Alpha diversity showed higher species richness in the HS group, while beta diversity revealed significant (p < 0.05) differences between groups. Previous research found lower Shannon diversity in winter than in summer [81]. Gut microbiome diversity, including protozoan diversity, is influenced by multiple factors, such as seasonal temperature, diet composition, and host physiology [97]. Previous investigations of the rumen microbiome have reported lower Shannon diversity in winter than in summer [116], which is consistent with our observations. These findings suggest that seasonal temperatures may indirectly shape gut microbial communities by altering diet quality, thereby contributing to seasonal shifts in microbial diversity.

LEfSe analysis indicated the differential enrichment of several protozoan taxa with known parasitic potential between the two groups.

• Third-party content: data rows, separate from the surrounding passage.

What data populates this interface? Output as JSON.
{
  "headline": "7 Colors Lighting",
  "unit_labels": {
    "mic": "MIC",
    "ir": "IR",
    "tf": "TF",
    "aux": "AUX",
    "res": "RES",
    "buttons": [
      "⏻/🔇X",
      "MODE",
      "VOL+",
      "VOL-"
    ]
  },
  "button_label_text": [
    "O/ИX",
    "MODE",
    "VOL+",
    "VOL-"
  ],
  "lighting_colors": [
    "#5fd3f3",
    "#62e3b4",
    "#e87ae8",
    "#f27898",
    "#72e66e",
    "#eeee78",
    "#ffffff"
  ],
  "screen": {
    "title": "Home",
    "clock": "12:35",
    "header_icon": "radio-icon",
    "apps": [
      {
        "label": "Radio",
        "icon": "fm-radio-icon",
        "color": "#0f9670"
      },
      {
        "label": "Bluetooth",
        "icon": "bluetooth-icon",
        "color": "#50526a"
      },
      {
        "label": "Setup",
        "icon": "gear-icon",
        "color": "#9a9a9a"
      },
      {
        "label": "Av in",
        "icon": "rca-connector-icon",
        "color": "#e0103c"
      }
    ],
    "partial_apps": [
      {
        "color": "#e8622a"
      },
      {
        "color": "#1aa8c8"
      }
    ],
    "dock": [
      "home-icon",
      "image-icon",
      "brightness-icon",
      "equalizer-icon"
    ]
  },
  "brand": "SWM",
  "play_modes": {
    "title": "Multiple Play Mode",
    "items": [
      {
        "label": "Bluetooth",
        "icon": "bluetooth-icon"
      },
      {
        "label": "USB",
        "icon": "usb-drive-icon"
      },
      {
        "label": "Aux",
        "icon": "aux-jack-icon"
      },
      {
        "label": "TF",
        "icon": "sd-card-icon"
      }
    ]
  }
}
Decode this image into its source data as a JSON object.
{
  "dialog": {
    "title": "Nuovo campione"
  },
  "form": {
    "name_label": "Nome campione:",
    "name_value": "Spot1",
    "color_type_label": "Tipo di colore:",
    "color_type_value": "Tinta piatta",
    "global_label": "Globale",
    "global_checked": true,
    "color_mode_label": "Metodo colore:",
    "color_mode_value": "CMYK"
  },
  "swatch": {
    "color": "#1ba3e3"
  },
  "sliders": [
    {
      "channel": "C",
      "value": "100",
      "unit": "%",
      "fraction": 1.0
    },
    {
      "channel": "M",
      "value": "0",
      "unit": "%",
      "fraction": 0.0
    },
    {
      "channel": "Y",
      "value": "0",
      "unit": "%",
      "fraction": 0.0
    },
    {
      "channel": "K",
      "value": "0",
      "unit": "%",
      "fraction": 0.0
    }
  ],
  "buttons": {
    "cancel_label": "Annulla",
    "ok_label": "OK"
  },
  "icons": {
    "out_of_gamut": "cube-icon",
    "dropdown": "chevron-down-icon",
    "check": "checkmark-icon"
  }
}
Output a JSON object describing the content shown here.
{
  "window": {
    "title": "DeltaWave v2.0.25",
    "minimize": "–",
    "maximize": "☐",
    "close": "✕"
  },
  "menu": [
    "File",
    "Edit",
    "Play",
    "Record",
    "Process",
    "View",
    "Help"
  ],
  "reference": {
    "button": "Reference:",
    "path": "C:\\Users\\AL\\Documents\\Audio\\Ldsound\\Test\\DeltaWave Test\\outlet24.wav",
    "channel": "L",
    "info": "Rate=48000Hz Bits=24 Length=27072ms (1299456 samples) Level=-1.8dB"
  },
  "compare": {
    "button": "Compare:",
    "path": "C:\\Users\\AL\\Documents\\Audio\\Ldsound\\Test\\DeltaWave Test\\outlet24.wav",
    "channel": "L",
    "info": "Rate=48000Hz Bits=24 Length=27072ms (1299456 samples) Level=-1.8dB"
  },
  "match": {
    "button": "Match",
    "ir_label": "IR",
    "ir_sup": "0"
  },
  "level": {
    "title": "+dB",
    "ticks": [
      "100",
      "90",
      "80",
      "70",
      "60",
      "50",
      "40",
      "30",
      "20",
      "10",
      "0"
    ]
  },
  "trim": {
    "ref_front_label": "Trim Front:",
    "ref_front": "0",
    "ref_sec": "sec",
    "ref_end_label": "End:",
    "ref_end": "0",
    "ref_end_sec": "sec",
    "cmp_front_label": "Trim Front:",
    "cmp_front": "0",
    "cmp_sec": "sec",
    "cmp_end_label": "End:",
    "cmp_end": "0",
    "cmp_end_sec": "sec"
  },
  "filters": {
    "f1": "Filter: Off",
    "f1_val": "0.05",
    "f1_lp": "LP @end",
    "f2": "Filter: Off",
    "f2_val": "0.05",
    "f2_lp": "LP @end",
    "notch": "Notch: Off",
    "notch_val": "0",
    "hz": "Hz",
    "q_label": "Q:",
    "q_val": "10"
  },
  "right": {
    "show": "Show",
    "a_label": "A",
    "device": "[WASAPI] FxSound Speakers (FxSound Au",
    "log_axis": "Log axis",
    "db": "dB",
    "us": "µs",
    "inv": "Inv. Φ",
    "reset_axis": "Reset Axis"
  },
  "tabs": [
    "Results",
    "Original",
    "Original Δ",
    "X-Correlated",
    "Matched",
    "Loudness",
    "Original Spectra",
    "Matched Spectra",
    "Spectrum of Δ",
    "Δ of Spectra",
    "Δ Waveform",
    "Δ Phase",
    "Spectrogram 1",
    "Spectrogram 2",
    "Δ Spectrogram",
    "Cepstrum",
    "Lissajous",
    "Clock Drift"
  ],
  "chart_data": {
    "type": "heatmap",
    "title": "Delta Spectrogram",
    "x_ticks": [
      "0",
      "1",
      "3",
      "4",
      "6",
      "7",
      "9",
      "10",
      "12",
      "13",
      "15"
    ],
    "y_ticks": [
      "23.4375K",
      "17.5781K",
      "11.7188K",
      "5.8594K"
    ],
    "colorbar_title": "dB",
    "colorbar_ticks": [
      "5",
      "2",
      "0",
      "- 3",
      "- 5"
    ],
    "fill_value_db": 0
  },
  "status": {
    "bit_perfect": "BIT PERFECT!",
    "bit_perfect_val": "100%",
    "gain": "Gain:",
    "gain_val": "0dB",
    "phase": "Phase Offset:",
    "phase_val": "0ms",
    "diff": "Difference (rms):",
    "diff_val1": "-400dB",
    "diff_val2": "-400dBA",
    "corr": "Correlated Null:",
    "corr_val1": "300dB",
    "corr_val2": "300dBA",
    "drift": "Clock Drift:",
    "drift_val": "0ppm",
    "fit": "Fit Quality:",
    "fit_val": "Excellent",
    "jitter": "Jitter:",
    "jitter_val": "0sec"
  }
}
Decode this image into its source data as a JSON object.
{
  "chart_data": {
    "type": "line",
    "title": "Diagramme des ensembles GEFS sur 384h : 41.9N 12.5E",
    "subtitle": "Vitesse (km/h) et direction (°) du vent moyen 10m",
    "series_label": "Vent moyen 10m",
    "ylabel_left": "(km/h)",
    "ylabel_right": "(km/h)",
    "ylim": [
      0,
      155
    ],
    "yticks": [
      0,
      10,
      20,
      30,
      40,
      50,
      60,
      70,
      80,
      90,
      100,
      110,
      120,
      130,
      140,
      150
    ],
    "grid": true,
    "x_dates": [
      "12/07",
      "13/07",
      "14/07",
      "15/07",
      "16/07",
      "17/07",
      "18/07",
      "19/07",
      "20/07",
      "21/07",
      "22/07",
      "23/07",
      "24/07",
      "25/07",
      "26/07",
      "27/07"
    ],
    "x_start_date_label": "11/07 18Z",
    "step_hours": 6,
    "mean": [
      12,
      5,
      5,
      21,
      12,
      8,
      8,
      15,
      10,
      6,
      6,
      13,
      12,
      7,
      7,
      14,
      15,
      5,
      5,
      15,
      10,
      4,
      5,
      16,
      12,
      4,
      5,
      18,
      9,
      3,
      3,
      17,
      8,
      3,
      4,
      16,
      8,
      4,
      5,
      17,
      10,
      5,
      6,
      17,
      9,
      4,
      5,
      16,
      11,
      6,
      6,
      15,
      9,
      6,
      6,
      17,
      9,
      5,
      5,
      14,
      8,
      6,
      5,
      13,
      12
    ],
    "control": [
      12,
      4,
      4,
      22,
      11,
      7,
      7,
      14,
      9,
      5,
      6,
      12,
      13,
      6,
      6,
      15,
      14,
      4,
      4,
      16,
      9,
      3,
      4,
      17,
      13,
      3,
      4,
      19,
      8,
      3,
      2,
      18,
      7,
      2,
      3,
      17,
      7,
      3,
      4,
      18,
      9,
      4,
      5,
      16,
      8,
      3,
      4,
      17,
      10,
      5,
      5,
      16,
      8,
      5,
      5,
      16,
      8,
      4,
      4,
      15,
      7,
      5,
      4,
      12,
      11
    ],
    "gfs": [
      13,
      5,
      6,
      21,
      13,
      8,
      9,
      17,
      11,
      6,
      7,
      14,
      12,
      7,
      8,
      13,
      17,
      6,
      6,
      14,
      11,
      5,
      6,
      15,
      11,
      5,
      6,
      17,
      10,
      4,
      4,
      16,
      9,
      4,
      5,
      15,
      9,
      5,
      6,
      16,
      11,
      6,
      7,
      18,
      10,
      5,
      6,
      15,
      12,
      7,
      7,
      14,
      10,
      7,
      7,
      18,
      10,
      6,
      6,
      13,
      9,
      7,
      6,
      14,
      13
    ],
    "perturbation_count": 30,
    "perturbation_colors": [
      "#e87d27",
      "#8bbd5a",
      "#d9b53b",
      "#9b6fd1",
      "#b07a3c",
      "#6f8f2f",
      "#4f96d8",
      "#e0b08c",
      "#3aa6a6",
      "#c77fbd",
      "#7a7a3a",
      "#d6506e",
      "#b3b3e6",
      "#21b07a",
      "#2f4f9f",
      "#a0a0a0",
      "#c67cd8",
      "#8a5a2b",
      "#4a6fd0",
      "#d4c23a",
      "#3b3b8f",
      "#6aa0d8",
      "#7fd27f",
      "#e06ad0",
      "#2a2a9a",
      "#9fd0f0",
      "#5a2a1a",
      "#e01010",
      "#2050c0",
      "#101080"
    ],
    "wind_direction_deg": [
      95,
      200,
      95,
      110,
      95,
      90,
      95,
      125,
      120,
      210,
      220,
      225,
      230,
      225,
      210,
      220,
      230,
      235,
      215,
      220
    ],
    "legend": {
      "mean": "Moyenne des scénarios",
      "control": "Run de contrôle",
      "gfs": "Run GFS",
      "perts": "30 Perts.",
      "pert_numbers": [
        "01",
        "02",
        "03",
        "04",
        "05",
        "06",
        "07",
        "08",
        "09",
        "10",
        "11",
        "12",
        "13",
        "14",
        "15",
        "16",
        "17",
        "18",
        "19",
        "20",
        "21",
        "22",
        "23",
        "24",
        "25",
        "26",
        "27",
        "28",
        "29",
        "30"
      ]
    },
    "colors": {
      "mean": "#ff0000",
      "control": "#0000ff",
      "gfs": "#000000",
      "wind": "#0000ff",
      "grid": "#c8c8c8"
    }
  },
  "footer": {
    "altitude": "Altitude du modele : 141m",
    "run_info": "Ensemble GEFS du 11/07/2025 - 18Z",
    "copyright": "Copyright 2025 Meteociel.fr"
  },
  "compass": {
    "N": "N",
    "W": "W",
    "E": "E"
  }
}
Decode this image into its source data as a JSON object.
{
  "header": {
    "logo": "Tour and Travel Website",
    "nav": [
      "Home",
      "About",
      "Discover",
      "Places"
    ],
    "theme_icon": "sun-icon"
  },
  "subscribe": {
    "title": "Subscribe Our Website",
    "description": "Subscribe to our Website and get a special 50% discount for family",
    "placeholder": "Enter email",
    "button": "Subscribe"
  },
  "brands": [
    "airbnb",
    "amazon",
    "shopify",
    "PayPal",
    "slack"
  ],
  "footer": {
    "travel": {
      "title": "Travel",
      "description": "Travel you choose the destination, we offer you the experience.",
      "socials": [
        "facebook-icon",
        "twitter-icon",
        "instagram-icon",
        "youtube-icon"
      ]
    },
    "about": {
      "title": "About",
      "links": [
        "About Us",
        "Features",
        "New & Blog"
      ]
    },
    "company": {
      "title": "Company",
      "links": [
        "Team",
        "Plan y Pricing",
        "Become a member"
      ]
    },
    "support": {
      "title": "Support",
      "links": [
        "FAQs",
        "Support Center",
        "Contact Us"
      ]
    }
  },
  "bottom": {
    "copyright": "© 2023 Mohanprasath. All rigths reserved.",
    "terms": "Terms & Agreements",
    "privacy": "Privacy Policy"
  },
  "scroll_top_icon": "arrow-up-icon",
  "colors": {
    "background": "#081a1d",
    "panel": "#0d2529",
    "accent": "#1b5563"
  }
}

Specifically, Naegleria and Entamoeba were enriched in the TN group, whereas Leishmania, Besnoitia, and Eimeria were enriched in the HS group. These protozoan genera are generally recognized as pathogenic in vertebrate hosts and have been associated with severe disease [117120]. Interestingly, previous studies have also reported the detection of several of these taxa in the rumen, including Leishmania [121, 122], Entamoeba [123], and Besnoitia [124], which is consistent with our findings. However, these protozoa are not considered stable residents of the rumen ecosystem [125]. Therefore, their detection in our sample might be due to environmental exposure rather than active colonization in the gut or a direct effect of temperature.

High-quality bacterial MAGs revealed distinct rumen microbial signatures under thermoneutral and heat stress conditions

The recovery of MAGs from shotgun metagenomic data is a critical step in functional metagenomics, as it enables detailed insights into host–microbe interactions, microbial community functions, and the discovery of novel microbial taxa [126]. In this study, we successfully reconstructed a substantial number of bacterial metagenome-assembled genomes (MAGs; n = 92) from the analyzed samples and assessed their qualities. According to the Minimum Information about a Metagenome-Assembled Genome (MIMAG) standards for bacteria and archaea, the most essential criteria for MAG quality are genome completeness and contamination [127]. High-quality MAGs are typically defined as having > 90% completeness and < 5% contamination. Interestingly, our analysis revealed a high abundance and distribution of Stenotrophomonas sp. and Actinomyces urinaeequi MAGs in the HS and TN samples, respectively. The enrichment of Stenotrophomonas in heat-stressed (HS) samples is intriguing; although the underlying mechanism is unclear, previous studies have associated this genus with the progression of mastitis in dairy cows [72]. In contrast, A. urinaeequi and other beneficial microbial candidates have been reported to inhibit Escherichia coli colonization in the rumen, thereby contributing to improved gut health in cattle [82]. These findings suggest that the TN condition may support a more beneficial and health-associated microbial community compared to heat-stressed condition.

Enrichment and differential abundance of key metabolic pathways reveal rumen microbial metabolic plasticity as a key factor in host resilience to thermal stress

Folate is an essential nutrient for the growth of rumen cellulolytic bacteria and plays a critical role in milk synthesis and antioxidant defense [128]. Additionally, folic acid is vital for DNA synthesis and methionine metabolism, further underscoring its importance in cellular and microbial functions [129]. In the present study, the enrichment of folate transformation III, biotin biosynthesis, and amino acid biosynthesis pathways in the rumen microbiome during HS suggests a microbial adaptive response aimed at maintaining functional stability and homeostasis within the rumen ecosystem. This metabolic adaptation is reflected in the minimal changes observed in volatile fatty acid (VFA) production, even under HS condition. In contrast, several studies conducted in Bos taurus cattle under HS have reported both a reduction in total VFA concentration and alterations in VFA composition, likely due to the disrupted rumen microbial activity. However, in the current study, as well as in earlier observations in buffaloes [30], no significant changes in VFA concentration were detected during HS. This stability in VFA levels may indicate greater heat resilience, not only of the host species (e.g., the zebu) but also of their rumen microbiome. The ability of the microbial community to upregulate biosynthetic and metabolic pathways associated with nutrient synthesis and oxidative protection likely contributes to the preservation of rumen fermentation efficiency, even under thermal stress. These findings highlight the importance of microbial functional plasticity as a key factor in host adaptation to environmental stressors.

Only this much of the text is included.